Mon approche à Villeneuve-sur-Lot

Dans ma pratique d’ostéopathe à Villeneuve-sur-Lot, je prends le temps de différencier une douleur de type sciatique d’une douleur provenant davantage du bassin, de la hanche ou des structures musculaires environnantes.

Je m’intéresse particulièrement au comportement de la douleur :

  • ce qui l’aggrave ;
  • ce qui la soulage ;
  • son évolution au cours de la journée ;
  • son lien avec le mouvement ;
  • sa localisation précise ;
  • son éventuelle irradiation dans la jambe.

La séance est adaptée au terme de la grossesse et réalisée avec des techniques douces.

En conclusion

Une douleur qui descend dans la jambe pendant la grossesse n’est pas nécessairement une véritable sciatique.

Elle peut également être liée aux adaptations du bassin et de la colonne au cours de la grossesse. Une évaluation précise permet de mieux comprendre le type de douleur et d’orienter la prise en charge.

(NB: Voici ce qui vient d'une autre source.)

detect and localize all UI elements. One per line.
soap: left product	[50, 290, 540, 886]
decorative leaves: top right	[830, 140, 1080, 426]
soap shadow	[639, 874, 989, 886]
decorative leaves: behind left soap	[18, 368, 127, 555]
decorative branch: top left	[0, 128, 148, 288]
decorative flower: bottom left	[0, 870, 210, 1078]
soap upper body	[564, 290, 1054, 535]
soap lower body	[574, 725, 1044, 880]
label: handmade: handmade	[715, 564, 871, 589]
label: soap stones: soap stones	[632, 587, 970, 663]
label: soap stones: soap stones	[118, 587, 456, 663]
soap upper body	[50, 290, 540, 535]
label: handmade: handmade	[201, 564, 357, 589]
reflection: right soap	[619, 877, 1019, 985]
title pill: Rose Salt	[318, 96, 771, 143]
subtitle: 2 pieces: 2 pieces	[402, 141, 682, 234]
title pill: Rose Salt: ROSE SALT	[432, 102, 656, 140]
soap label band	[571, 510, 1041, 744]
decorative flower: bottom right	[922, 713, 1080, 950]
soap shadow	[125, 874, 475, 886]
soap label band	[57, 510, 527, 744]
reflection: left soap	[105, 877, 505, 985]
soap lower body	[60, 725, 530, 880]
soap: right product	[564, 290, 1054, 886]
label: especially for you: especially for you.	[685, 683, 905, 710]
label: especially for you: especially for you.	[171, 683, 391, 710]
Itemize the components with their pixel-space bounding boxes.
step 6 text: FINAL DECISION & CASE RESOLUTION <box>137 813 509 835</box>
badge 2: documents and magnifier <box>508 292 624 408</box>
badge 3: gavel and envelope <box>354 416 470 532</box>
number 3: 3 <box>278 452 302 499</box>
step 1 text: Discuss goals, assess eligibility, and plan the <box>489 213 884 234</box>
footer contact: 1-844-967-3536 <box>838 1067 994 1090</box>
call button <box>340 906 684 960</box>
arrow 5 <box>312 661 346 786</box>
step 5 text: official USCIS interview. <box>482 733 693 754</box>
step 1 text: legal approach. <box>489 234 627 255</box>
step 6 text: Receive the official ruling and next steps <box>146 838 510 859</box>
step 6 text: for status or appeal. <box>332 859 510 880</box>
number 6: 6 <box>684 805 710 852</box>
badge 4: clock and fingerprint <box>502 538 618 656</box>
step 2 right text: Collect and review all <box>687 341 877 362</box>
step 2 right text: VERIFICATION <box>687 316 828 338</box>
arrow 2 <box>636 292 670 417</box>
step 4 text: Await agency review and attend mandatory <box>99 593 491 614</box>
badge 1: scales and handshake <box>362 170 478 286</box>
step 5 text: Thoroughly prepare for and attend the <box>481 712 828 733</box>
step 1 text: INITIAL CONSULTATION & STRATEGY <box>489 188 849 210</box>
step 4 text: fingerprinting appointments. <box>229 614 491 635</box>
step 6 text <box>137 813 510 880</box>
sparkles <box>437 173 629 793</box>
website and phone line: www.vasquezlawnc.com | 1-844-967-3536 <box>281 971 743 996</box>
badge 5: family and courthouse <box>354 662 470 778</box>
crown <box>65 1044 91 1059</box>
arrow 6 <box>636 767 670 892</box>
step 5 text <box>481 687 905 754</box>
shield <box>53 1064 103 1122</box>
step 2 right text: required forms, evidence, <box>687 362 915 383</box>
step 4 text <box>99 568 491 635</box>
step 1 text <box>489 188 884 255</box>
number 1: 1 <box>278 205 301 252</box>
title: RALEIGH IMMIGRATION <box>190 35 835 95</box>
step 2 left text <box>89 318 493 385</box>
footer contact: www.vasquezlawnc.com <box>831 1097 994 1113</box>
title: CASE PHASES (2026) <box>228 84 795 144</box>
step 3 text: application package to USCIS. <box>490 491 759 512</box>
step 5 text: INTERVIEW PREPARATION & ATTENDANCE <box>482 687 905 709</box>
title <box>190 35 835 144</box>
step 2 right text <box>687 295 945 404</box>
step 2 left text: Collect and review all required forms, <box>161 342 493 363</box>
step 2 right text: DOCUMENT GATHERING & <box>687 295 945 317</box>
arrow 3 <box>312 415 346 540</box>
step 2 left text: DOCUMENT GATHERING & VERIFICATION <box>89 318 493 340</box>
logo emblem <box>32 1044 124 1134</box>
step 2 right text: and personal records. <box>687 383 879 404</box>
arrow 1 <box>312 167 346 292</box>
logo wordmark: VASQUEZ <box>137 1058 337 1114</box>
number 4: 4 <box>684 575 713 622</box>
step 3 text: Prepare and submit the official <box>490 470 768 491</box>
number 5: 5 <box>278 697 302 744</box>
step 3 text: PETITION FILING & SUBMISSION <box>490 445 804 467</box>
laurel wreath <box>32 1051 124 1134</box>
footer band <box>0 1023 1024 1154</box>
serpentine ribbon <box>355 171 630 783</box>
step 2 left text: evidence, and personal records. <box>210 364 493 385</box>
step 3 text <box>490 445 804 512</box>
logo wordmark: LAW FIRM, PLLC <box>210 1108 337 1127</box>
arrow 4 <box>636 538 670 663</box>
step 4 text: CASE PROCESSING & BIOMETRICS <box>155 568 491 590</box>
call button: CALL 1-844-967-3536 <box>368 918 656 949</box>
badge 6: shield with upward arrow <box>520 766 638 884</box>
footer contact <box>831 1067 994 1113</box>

L’ostéopathie peut constituer un accompagnement complémentaire des douleurs musculo-squelettiques de la grossesse, en travaillant sur la mobilité et les adaptations du corps, sans remplacer le suivi médical, obstétrical ou kinésithérapique.

Ostéopathe à Villeneuve-sur-Lot, j’accompagne les futures mamans avec une approche personnalisée, douce et adaptée à chaque étape de la grossesse.

J’ai suivi en ostéopathie les formations « Accompagnement de la femme enceinte » avec Madame Claudine Ageron-Marques, sage-femme et ostéopathe, « Femmes enceintes et ostéopathie » avec Bernard Ferru, et en énergétique chinoise « Accompagnement lors de la grossesse et du post-partum » avec Valérie Le Go, sage femme, « Médecine chinoise et grossesse » avec Philippe Sionneau.